Looking for help with a statics problem

[MobiusMind]

So, I've been trying to figure this problem out for a good part of the day. If anyone could help me out or give me some guidance I would really appreciate it. I basically have a long cylinder sitting on some compression springs. The bottom of the cylinder is hollowed out and the springs are equally spaced along the bottom edge of the cylinder, say one spring every 10 degrees, and the springs are identical with the same spring constant. The center of gravity of the cylinder is located high on the cylinder and a little bit off of the centerline. Not enough that the cylinder will topple over, but just enough that the cylinder will sit at an angle. So what I am looking for is how to figure out what that angle will be and what the deflection in the springs will be, assuming everything is in equilibrium and there are no oscillations. It seems like it should be a simple statics problem, but I must be missing something. thanks

 

[nvn]

Calculate the moment of inertia of the springs around the cylinder base, then apply the cylinder force and moment due to gravity to the spring pattern. For 36 springs around the cylinder base, I currently got maximum spring deflection, delta = -0.02778*m*g*(4*b/d + 1)/k, and cylinder rotation angle, alpha = asin[0.2222*m*g*b/(k*d^2)], where m = cylinder and contents total mass (located at center of gravity, CG), g = 9.8067 m/s^2, d = cylinder diameter, b = horizontal distance between cylinder axial centerline and mass CG, and k = spring constant for each spring.

 

[MobiusMind]

Thanks nvn, I will try to duplicate your equations. Just curious, how would that scale if I were to use 200 springs instead of 36?

 

[tiny-tim]

Welcome to PF!

I basically have a long cylinder sitting on some compression springs. The bottom of the cylinder is hollowed out and the springs are equally spaced along the bottom edge of the cylinder, say one spring every 10 degrees, and the springs are identical with the same spring constant. The center of gravity of the cylinder is located high on the cylinder and a little bit off of the centerline. Not enough that the cylinder will topple over, but just enough that the cylinder will sit at an angle. So what I am looking for is how to figure out what that angle will be and what the deflection in the springs will be, assuming everything is in equilibrium and there are no oscillations. It seems like it should be a simple statics problem, but I must be missing something. thanks

Hi MobiusMind ! Welcome to PF!

Yes, it's a simple statics problem (so moment of inertia shouldn't come into it).

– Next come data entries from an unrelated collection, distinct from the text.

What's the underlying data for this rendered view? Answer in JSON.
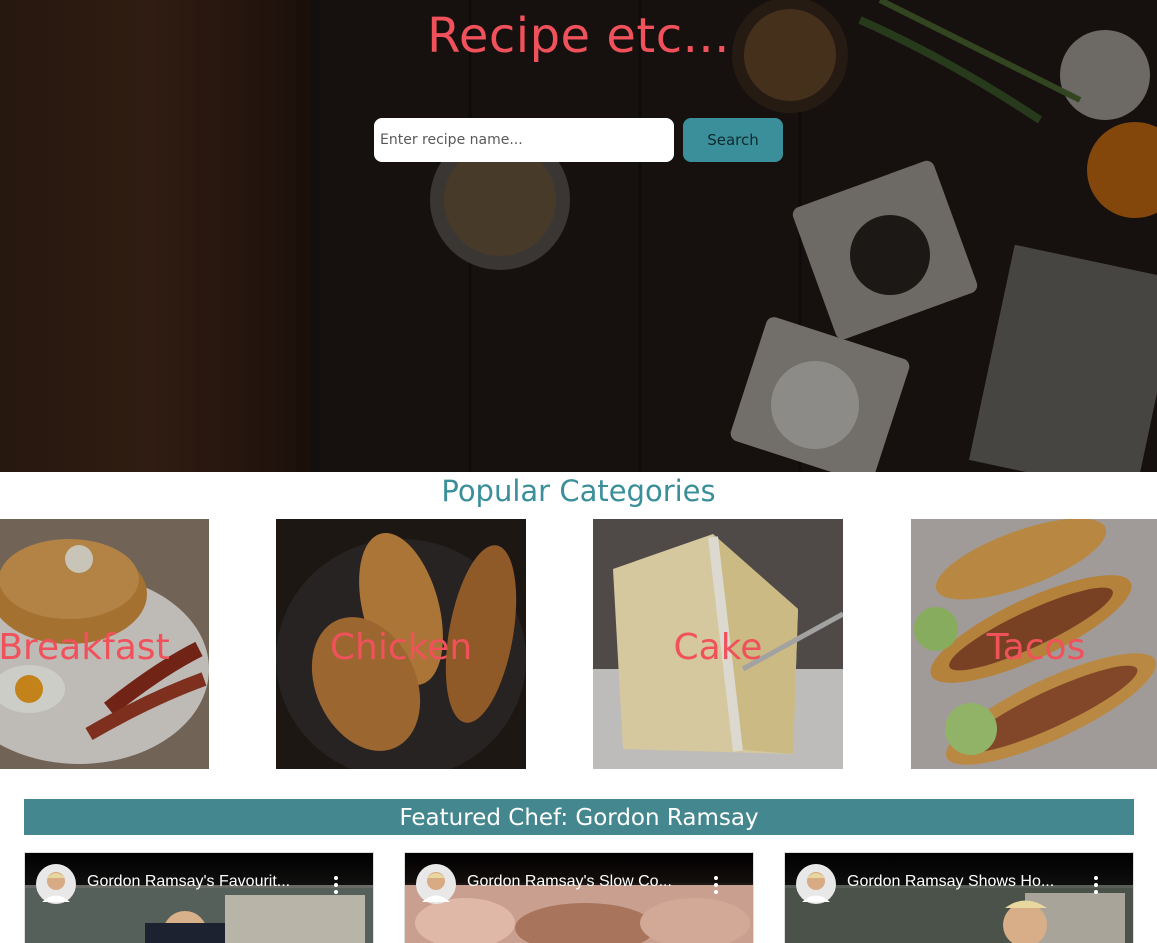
{
  "hero": {
    "title": "Recipe etc...",
    "search": {
      "placeholder": "Enter recipe name...",
      "value": "",
      "button_label": "Search"
    }
  },
  "categories": {
    "heading": "Popular Categories",
    "items": [
      {
        "label": "Breakfast",
        "image": "pancakes-eggs-bacon"
      },
      {
        "label": "Chicken",
        "image": "grilled-chicken-pan"
      },
      {
        "label": "Cake",
        "image": "layer-cake-slice"
      },
      {
        "label": "Tacos",
        "image": "tacos-platter"
      }
    ]
  },
  "featured": {
    "banner": "Featured Chef: Gordon Ramsay",
    "videos": [
      {
        "title": "Gordon Ramsay's Favourite Simple Recipes",
        "display_title": "Gordon Ramsay's Favourit...",
        "avatar_icon": "chef-avatar-icon",
        "menu_icon": "more-vert-icon"
      },
      {
        "title": "Gordon Ramsay's Slow Cooked Recipes",
        "display_title": "Gordon Ramsay's Slow Co...",
        "avatar_icon": "chef-avatar-icon",
        "menu_icon": "more-vert-icon"
      },
      {
        "title": "Gordon Ramsay Shows How",
        "display_title": "Gordon Ramsay Shows Ho...",
        "avatar_icon": "chef-avatar-icon",
        "menu_icon": "more-vert-icon"
      }
    ]
  },
  "colors": {
    "accent_red": "#f0515a",
    "teal": "#3a8f9a",
    "banner_teal": "#44878e"
  }
}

Hint: in problems ike this, draw a diagram, and give letters to all the unknowns.

In this case, the two unknowns are the angle of tilt (call it θ), and the compressed length of the lowest spring (or the highest, or the middle ones, whichever you chose, call it x).

Then you know the lengths of all the other springs, in terms of θ and x, so you can calculate their compression forces.

Then put those forces in the diagram, together with the weight, and use the usual statics rules to find θ.

 

[nvn]

MobiusMind: For 200 springs, I currently got maximum spring deflection, delta = -m*g*(4*b/d + 1)/(n*k), and cylinder rotation angle, alpha = asin[8*m*g*b/(n*k*d^2)], where n = total number of equally-spaced springs, and all other parameters are as defined in my first post.

 

[nvn]

MobiusMind: To be more general, maximum spring deflection is delta = -(4*P*b + 4*F*z + P*d)/(n*k*d), and cylinder rotation angle is alpha = asin[8*(P*b + F*z)/(n*k*d^2)], where P = resultant of all vertical applied loads (including cylinder and contents weight), F = resultant of all horizontal applied loads (if any), b = horizontal distance between cylinder axial centerline and load P, z = vertical distance between cylinder base and load F, d = cylinder diameter, n = total number of equally-spaced springs, and k = spring constant for each spring.

The above formulas assume moment F*z is in the same direction as moment P*b. If, instead, moment F*z can only be applied in the opposite direction of moment P*b, then input a negative value for F, in both of the above formulas.

Parameter b is obtained by computing the moment (about a horizontal axis at the cylinder base passing through the cylinder axial centerline) of all vertical applied loads (including the cylinder and contents weight), then dividing this moment by P. Likewise, z is obtained by computing the moment (about the same axis used for computing b) of all horizontal applied loads, then dividing this moment by F.